We examined the clinical performance of SQ-RAT for COVID-19 diagnosis using the Ct values of initial upper respiratory tract specimens collected from newly diagnosed patients in Korea. SQ-RAT showed good specificity; however, its overall clinical sensitivity was low compared with that reported in previous studies using the same kit [
3,
4,
6,
8]. This discrepancy could be due to the difference in viral loads in the clinical specimens. Nevertheless, these findings were consistent with previous studies, in which the RAT showed good clinical sensitivity in specimens with high viral loads (Ct≤25), but not in specimens with low viral loads (Ct>25) [
16,
17]. Together, these findings suggest that the viral load distribution in the target population has a direct impact on the clinical sensitivity of RATs.

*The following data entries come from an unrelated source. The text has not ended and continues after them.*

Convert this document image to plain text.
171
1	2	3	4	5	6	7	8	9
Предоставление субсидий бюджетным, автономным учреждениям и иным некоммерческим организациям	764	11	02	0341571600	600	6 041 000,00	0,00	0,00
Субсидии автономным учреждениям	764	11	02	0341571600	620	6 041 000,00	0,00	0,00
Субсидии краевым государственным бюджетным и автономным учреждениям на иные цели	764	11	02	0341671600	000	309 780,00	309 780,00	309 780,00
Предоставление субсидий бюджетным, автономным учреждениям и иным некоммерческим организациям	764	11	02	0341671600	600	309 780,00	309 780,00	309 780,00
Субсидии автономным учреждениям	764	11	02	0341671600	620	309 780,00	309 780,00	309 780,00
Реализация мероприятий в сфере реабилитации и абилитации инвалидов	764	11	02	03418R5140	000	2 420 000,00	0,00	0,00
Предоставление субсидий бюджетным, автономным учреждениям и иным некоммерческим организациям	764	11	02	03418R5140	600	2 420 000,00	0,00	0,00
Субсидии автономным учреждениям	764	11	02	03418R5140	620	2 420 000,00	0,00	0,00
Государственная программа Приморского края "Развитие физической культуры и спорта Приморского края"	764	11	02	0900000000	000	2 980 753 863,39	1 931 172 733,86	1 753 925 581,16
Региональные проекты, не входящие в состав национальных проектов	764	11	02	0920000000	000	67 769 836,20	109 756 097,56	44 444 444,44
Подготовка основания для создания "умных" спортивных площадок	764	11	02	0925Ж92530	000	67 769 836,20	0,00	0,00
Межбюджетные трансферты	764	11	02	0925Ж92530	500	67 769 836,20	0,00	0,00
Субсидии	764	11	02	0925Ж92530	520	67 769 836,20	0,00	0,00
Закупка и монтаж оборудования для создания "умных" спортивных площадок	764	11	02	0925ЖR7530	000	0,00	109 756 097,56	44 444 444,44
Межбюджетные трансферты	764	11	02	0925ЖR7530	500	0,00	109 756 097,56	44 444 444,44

The Ct value distribution in this study was obtained from online laboratory surveillance data comprising Ct values collected at diagnosis and submitted by independent and hospital-associated clinical laboratories in Korea, but not from public health laboratories. More than a half of the specimens had Ct values>25 at diagnosis; consequently, the clinical sensitivity of SQ-RAT for COVID-19 diagnosis in the general Korean population was estimated to be low, which decreased in specimens with high Ct values (low viral loads). As Korea has implemented an aggressive testing strategy, the Korean surveillance data used in this study might include more pre-symptomatic or asymptomatic cases with low viral loads than data from other countries [
18,
19]. Several prospective evaluations of RATs in the general population reported a limited clinical performance. For example, the Liverpool pilot study reported that RATs would miss more than a half of the cases and that their clinical sensitivity did not fulfill the requirements of the ECDC and WHO [
1,
9,
10,
20]. These findings indicate that the viral loads of the target population should be considered for performance evaluation of
in vitro diagnostic testing for COVID-19, as the performance of a diagnostic method affects the effectiveness of measures to contain the COVID-19 pandemic [
13].
This study had some limitations. First, differences in the performance and usage of PCR reagents might have affected the Ct value distribution. Second, SQ-RAT was evaluated using residual upper respiratory tract specimens. Although most RAT evaluation studies used residual specimens, the clinical sensitivity may have been affected by the specimen type [
16,
17].
In summary, this study revealed that SQ-RAT has limited clinical sensitivity for COVID-19 diagnosis in the Korean population. Considering the sufficient molecular testing capacity in Korea, the usefulness of RATs for COVID-19 diagnosis seems to be limited to situations in which molecular testing cannot be accessed immediately.